Is the device Tx Power available in the uplink information?

We are really trying to get a handle on battery life on the device end and there are two parameters that really affect this. One is sensor data rate (DR) and the other is Tx power. I can get spreading factor and bandwidth which in turn gives DR. I can also get RSSI, SNR, etc. However…I don’t see the device transmit power anywhere in the standard LoRaWAN uplink. Is it there?

No, this is not communicated during the uplink.

If uplink power is being tuned by MAC commands you should be able to get those, at least if you collect them historically.

But I’d question the basic assumption: for low power radios, transmit RF power isn’t all that drastic a component of power consumption. Likely what matters a lot more is radio on time - ie, transmitting at SF7 or SF10 even at the same RF power level is going to have a substantially different power cost, because SF10 will take 8 times as long. So SF and amount of traffic are probably a far more useful piece of information.

I’ve got a node on an integrating micro amp meter sitting on an Internet-reachable raspberry pi hiding behind enough urban obstacles that it counts as a distant but usefully workable range. Both the power meter and the node firmware output serial data streams that are combined into one log file you can ssh in and tail. It’s proved extremely informative to be able to watch what various firmware operations “cost” from wakeup to return to sleep, and to do so at a range where slower spreading factors are involved, vs. when the node is sitting a few meters from the gateway in the lab.
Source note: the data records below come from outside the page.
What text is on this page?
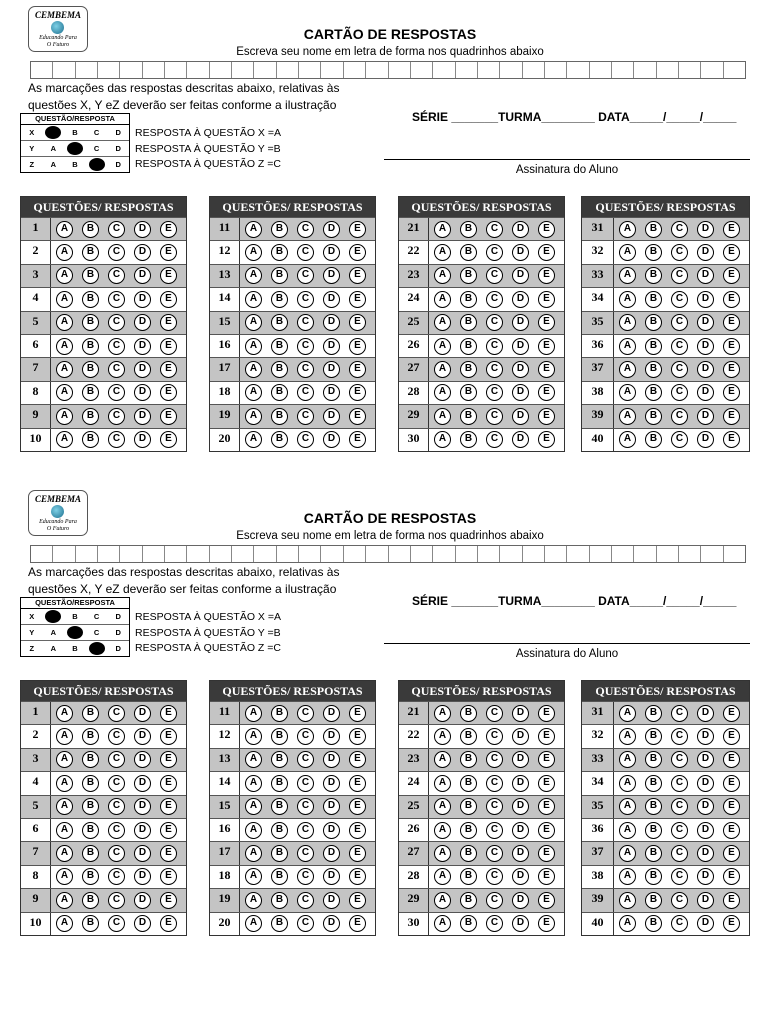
CEMBEMA
Educando Para
O Futuro
CARTÃO DE RESPOSTAS
Escreva seu nome em letra de forma nos quadrinhos abaixo
As marcações das respostas descritas abaixo, relativas às
questões X, Y eZ deverão ser feitas conforme a ilustração
QUESTÃO/RESPOSTA
X	B	C	D
Y	A	C	D
Z	A	B	D
RESPOSTA À QUESTÃO X =A
RESPOSTA À QUESTÃO Y =B
RESPOSTA À QUESTÃO Z =C
SÉRIE _______TURMA________ DATA_____/_____/_____
Assinatura do Aluno
QUESTÕES/ RESPOSTAS
1	A	B	C	D	E
2	A	B	C	D	E
3	A	B	C	D	E
4	A	B	C	D	E
5	A	B	C	D	E
6	A	B	C	D	E
7	A	B	C	D	E
8	A	B	C	D	E
9	A	B	C	D	E
10	A	B	C	D	E
QUESTÕES/ RESPOSTAS
11	A	B	C	D	E
12	A	B	C	D	E
13	A	B	C	D	E
14	A	B	C	D	E
15	A	B	C	D	E
16	A	B	C	D	E
17	A	B	C	D	E
18	A	B	C	D	E
19	A	B	C	D	E
20	A	B	C	D	E
QUESTÕES/ RESPOSTAS
21	A	B	C	D	E
22	A	B	C	D	E
23	A	B	C	D	E
24	A	B	C	D	E
25	A	B	C	D	E
26	A	B	C	D	E
27	A	B	C	D	E
28	A	B	C	D	E
29	A	B	C	D	E
30	A	B	C	D	E
QUESTÕES/ RESPOSTAS
31	A	B	C	D	E
32	A	B	C	D	E
33	A	B	C	D	E
34	A	B	C	D	E
35	A	B	C	D	E
36	A	B	C	D	E
37	A	B	C	D	E
38	A	B	C	D	E
39	A	B	C	D	E
40	A	B	C	D	E
CEMBEMA
Educando Para
O Futuro
CARTÃO DE RESPOSTAS
Escreva seu nome em letra de forma nos quadrinhos abaixo
As marcações das respostas descritas abaixo, relativas às
questões X, Y eZ deverão ser feitas conforme a ilustração
QUESTÃO/RESPOSTA
X	B	C	D
Y	A	C	D
Z	A	B	D
RESPOSTA À QUESTÃO X =A
RESPOSTA À QUESTÃO Y =B
RESPOSTA À QUESTÃO Z =C
SÉRIE _______TURMA________ DATA_____/_____/_____
Assinatura do Aluno
QUESTÕES/ RESPOSTAS
1	A	B	C	D	E
2	A	B	C	D	E
3	A	B	C	D	E
4	A	B	C	D	E
5	A	B	C	D	E
6	A	B	C	D	E
7	A	B	C	D	E
8	A	B	C	D	E
9	A	B	C	D	E
10	A	B	C	D	E
QUESTÕES/ RESPOSTAS
11	A	B	C	D	E
12	A	B	C	D	E
13	A	B	C	D	E
14	A	B	C	D	E
15	A	B	C	D	E
16	A	B	C	D	E
17	A	B	C	D	E
18	A	B	C	D	E
19	A	B	C	D	E
20	A	B	C	D	E
QUESTÕES/ RESPOSTAS
21	A	B	C	D	E
22	A	B	C	D	E
23	A	B	C	D	E
24	A	B	C	D	E
25	A	B	C	D	E
26	A	B	C	D	E
27	A	B	C	D	E
28	A	B	C	D	E
29	A	B	C	D	E
30	A	B	C	D	E
QUESTÕES/ RESPOSTAS
31	A	B	C	D	E
32	A	B	C	D	E
33	A	B	C	D	E
34	A	B	C	D	E
35	A	B	C	D	E
36	A	B	C	D	E
37	A	B	C	D	E
38	A	B	C	D	E
39	A	B	C	D	E
40	A	B	C	D	E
Edit: Variation is a little more than I’d expected, but providing you aren’t use the special +20dBm mode nor the very low one, I think transmit time is still the larger factor.

From SX1276 data sheet

  • 20 dBm, on PA_BOOST RFOP = 120 mA
  • 17 dBm, on PA_BOOST RFOP = 87 mA
  • 13 dBm, on RFO_LF/HF pin RFOP = 29 mA
  • 7 dBm, on RFO_LF/HF = 20 mA

(assuming decent matching)

Thank you so much for taking the time to give input here! Our end nodes (devices) are using the 20dBm power mode, so with overhead the current draw there is roughly 128mA. Then I see the devices throttle down to a current draw of roughly 45mA which appears to be 13dBm or 14dBm plus overhead. If I do a AAA lithium battery life calculation using a fixed DR3 (SF7/125kHz), 29 Byte Payload, 30s Update Rate, with a varying Tx power level, then I get the following:
DR3/Tx20=132 days
DR3/Tx14=321 days

So, it is fairly significant in my situation because of the 30 second update rate. We are transmitting quite often.

You make a good case, and your question opened my eye to the fact that the transmit power matters more than I’d been thinking it did, of course along with spreading factor and packet length.

If you can’t figure it out by tracking MAC commands, any chance you can spare a few bits somewhere in your payload to indicate the power utilized? Or if the “port” field is underutilized you can encode information in low bits there (within allowed ranges of course).